Todd Akin
Rep. Todd Akin, Republican nominee for Senate in Missouri, said in a television interview on Sunday that abortion should not be legal in cases of rape because victims of "legitimate rape" will very rarely become pregnant. Wikimedia Commons

On Monday U.S. Rep. Todd Akin made one of the most ill-informed, ignorant and obnoxious statements this past weekend when he said that pregnancies stemming from "legitimate rape" were "really rare" and that women's bodies automatically fight off pregnancies after they are raped.

Neither part is even remotely accurate, though there is a slightly lower rate of pregnancies after rapes because the emotional trauma a rape victim carries after being attacked can lead to miscarriages.

It boggles the mind that a Congressman and U.S. Senate candidate could say these things out loud, that Mike Huckabee and Rep. Steve King would basically agree, and the knowledge that a person who holds such imbecilic views is helping to decide what laws we'll live by brings a little sadness to every sane person who hears the remarks in full.

But there is a silver lining (albeit a really tiny one, kinda like the foil stuck to the paper that wraps a stick of Doublemint.) Namely, the glut of amazing opinion pieces that have been written in the scant hours since Sunday, when Todd Akin shoved his wingtip all the way past his molars and left it in his esophagus to rot.

Here's a guide to some of the best articles on the topic:

1. Eve Ensler's dispatch from the Congo: Okay, this was kind of cheating on my part. Anyone who sees the mind and pen behind the unrivaled, momentous "The Vagina Monologues" at the top of this list will assume I made the safe call. And they'd be right. But this open letter to Akin that Ensler wrote for the Huffington Post. is the most moving piece I've seen on the topic, and the fact that Ms. Ensler took the time away from her work in Bukavu, Congo, to write it after being kept awake by Akin's words just makes it that much more powerful. It is chilling stuff, and there's no real way to do it justice so I'll just include this snippet from the letter's last couple of sentences to give you an idea of what Eve Ensler has to say about Todd Akin, "legitimate" rape and a wide range of other issues with connections to the concepts at play in the Akin controversy:

"I have spent much time with mothers who have given birth to children who are the product of rape. I have watched how tortured they are wrestling with their hate and anger, trying not to project that onto their child. I am asking you and the GOP to get out of my body, out of my vagina, my womb, to get out of all of our bodies. These are not your decisions to make. These are not your words to define."

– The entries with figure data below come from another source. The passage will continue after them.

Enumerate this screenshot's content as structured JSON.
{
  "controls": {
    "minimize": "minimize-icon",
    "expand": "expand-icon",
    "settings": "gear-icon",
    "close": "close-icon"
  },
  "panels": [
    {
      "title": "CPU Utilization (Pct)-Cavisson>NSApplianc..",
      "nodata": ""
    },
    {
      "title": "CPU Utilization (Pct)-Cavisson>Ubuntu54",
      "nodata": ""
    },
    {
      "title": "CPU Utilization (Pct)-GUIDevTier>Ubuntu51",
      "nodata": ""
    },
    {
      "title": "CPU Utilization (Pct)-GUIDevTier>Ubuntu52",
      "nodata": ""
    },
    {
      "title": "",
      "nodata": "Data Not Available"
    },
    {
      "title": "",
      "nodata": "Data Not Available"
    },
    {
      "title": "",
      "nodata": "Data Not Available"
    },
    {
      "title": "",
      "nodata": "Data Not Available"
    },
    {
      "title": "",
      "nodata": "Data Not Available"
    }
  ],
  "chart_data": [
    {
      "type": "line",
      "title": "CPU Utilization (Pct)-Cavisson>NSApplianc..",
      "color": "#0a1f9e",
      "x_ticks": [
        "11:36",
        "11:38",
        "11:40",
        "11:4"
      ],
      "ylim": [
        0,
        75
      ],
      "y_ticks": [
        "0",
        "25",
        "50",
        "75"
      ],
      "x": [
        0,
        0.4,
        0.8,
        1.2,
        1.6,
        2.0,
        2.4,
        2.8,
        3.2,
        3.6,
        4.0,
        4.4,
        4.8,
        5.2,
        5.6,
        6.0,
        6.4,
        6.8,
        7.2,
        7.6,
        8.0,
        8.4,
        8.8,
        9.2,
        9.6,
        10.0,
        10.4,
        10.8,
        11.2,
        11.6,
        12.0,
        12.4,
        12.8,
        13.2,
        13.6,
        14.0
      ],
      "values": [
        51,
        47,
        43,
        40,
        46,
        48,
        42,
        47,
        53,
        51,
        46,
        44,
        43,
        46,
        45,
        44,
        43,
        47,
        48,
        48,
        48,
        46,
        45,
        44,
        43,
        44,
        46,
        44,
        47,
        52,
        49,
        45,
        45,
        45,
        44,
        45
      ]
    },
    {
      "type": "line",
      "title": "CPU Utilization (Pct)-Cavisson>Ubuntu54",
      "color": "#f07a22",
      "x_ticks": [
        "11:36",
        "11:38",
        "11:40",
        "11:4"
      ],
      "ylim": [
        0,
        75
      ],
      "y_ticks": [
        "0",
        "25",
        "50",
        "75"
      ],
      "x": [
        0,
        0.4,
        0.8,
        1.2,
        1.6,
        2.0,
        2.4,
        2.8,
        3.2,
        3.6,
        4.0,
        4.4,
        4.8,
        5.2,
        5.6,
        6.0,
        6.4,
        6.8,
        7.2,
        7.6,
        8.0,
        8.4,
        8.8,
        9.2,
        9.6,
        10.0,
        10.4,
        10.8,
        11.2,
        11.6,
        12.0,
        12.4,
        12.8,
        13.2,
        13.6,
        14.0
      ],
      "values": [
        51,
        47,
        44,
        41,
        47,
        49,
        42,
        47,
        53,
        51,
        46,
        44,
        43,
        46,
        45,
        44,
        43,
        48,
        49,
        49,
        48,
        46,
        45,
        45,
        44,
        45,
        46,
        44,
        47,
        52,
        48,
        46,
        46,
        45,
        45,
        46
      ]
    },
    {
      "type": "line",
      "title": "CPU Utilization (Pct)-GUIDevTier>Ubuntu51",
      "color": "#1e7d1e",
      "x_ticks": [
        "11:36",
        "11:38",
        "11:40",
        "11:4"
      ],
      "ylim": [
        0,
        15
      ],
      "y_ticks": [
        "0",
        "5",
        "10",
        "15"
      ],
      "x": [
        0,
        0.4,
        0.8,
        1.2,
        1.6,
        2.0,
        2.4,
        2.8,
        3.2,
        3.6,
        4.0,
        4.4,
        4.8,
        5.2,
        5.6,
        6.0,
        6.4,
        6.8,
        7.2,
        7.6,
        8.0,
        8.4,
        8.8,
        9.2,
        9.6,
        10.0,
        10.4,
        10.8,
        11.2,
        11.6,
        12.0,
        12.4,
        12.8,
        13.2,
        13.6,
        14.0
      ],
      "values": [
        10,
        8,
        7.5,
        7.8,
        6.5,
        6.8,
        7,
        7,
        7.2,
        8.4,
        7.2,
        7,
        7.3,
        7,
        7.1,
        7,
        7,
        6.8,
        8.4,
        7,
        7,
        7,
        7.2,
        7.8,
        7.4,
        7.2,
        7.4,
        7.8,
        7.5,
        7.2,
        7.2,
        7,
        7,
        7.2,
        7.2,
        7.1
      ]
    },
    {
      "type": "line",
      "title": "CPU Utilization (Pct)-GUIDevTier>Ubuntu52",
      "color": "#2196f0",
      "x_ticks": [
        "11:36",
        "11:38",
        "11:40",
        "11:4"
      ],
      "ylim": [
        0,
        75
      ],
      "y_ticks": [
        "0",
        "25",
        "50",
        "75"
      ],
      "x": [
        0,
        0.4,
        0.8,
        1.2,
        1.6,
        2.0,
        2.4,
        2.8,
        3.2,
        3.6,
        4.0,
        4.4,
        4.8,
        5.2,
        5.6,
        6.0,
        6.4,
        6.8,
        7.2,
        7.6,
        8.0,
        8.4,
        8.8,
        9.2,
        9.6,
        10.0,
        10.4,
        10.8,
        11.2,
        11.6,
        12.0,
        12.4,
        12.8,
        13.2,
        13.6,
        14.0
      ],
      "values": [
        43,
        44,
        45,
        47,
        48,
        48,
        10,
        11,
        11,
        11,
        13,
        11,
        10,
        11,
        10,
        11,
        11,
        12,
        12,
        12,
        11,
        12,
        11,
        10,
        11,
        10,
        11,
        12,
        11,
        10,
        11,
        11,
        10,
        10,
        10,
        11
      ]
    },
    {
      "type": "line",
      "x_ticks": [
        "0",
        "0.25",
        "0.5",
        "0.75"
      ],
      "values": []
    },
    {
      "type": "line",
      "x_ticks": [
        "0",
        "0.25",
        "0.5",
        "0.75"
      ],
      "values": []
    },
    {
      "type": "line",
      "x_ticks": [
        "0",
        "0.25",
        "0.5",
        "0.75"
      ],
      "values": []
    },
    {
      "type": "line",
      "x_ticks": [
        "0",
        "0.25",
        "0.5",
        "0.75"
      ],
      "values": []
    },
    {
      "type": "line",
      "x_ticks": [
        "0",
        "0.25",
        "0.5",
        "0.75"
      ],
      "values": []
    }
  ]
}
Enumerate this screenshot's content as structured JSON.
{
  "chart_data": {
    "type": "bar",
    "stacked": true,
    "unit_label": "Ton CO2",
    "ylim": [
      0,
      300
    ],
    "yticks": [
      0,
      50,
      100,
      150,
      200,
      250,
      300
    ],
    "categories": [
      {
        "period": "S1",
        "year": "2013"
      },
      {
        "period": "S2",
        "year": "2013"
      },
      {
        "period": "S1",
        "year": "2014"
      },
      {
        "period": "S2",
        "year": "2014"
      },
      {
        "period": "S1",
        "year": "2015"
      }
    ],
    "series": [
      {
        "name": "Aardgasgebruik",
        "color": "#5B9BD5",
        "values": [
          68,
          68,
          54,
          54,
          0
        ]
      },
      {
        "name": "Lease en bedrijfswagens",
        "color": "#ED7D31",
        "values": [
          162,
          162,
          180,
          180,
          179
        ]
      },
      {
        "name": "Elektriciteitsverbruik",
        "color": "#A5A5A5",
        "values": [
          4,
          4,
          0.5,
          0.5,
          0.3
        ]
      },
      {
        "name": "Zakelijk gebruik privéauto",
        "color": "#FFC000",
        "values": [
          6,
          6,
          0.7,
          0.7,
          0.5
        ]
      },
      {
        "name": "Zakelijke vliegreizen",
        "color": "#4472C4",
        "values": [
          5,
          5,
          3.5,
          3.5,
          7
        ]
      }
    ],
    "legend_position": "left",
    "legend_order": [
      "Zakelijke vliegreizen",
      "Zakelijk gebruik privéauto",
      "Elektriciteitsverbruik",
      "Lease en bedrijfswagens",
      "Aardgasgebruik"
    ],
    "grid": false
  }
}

2. The Onion's majestic satire piece: The Onion's writers have an uncanny ability to cut through all the B.S. and getting to the heart of an issue, then write it in a way that leaves you crying with laughter. This is not just another Joe Biden washing his car in front of the White House with his shirt off story, though (nothing against those, they're amazing.) Instead it is the most crushing and thorough takedown of Todd Akin's recent remarks to hit the Web so far, and will most likely never be knocked from that perch. This story presents a fictional character who was raped and finds solace in the concept that she wasn't "legitimately" raped, so she shouldn't get so down on herself. All with the writer's tongue practically poking through her cheek.

Here's a choice nugget: "'Being violently coerced into having sex was the worst thing that's ever happened to me, so I take comfort in knowing it wasn't actually rape,' Byars said of the vicious encounter in which she was accosted in an alleyway by a stranger, pinned to the ground, and penetrated against her will for 25 minutes. 'It was absolutely horrific-I felt violated in the worst way imaginable-but thanks to Congressman Akin, I now realize it must, at some level, have been consensual after all.'"

3. Mila Jaroniec of Thought Catalog's deeply personal reflections: Mila Jaroniec has already earned herself quite the name for herself at Thought Catalog as one of the site's better writers, and definitely its most personal. A two-time rape victim, she dedicates the first part of her story reacting to Akin's words to posing questions that she would like to ask him -- do her rapes count? when does it count as "legitimate rape? -- and discussing her horrific personal experiences with sexual assault. The piece starts out darkly sarcastic but gets more cynical and venemous as it goes on, asking at the end, "America is this correct?" That we ask victims what they did to get themselves raped? Here's a sample of Jaroniec's great piece:

"So when does it count? When is it real? If I told you it happened when we were stone sober locked in a tower wearing chastity belts and nun costumes, would that make it better? No? Wait, we're still wearing our bodies. I exist therefore I'm asking for it."